Around one-in-ten older people in the UK are thought to be malnourished or at risk of malnutrition1, and it is often one of the biggest worries for families with ageing loved ones.
In response to this, we have created Stay Nourished, a campaign that will give families advice on nutrition for older people, dispel some of the myths about eating as we age and encourage continued enjoyment of food.
Designed in consultation with specialists at Bournemouth University’s Ageing and Dementia Research Centre, our campaign will help families and CAREGivers understand the importance of nutrition and how to spot signs of malnutrition.
Three in ten (27%) over 75 think that they don’t need to eat as much now they are older.
Over a third of over 75s (34%) regularly skip meals (i.e. once a week or more). Nearly one in ten on a daily basis (9%).

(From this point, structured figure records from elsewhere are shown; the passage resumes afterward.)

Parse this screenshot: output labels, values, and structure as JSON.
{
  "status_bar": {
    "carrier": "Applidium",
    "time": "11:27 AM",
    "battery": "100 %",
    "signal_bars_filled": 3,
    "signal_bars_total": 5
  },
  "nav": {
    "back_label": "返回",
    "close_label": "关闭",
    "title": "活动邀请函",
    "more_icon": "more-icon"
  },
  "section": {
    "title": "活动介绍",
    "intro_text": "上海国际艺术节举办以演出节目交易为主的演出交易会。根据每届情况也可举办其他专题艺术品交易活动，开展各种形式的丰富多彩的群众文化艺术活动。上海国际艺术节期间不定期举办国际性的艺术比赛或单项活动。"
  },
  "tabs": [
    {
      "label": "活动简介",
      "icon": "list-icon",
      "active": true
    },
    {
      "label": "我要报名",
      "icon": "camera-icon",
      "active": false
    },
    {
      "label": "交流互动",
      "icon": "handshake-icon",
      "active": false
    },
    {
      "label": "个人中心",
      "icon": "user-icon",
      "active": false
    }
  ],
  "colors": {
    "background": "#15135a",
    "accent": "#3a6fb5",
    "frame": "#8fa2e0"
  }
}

Half of over 75s (50%) say they eat smaller meals. One in ten (10%) don’t have as much money to spend on food and 12% have lost weight as a result of getting older.
More than half of over 75s (56%) only eat with someone else once a week or less often. Nearly one in five (19%) go three months or longer without eating a meal with someone else.
One in five over 75s (20%) struggle to cook their own food
We commissioned the survey of 1013 adults aged 50+ after previous Home Instead research found that more than a quarter (26%) of people looking for home care support for elderly relatives were worried about what, how much and with who their relatives were eating – making it their biggest worry.
Martin Jones, managing director of Home Instead, said: “Food and nutrition play such an important role in our well-being and health – particularly as we get older. Malnutrition is a serious issue, which is compounded by, and exacerbates, other serious health issues often experienced by older people.”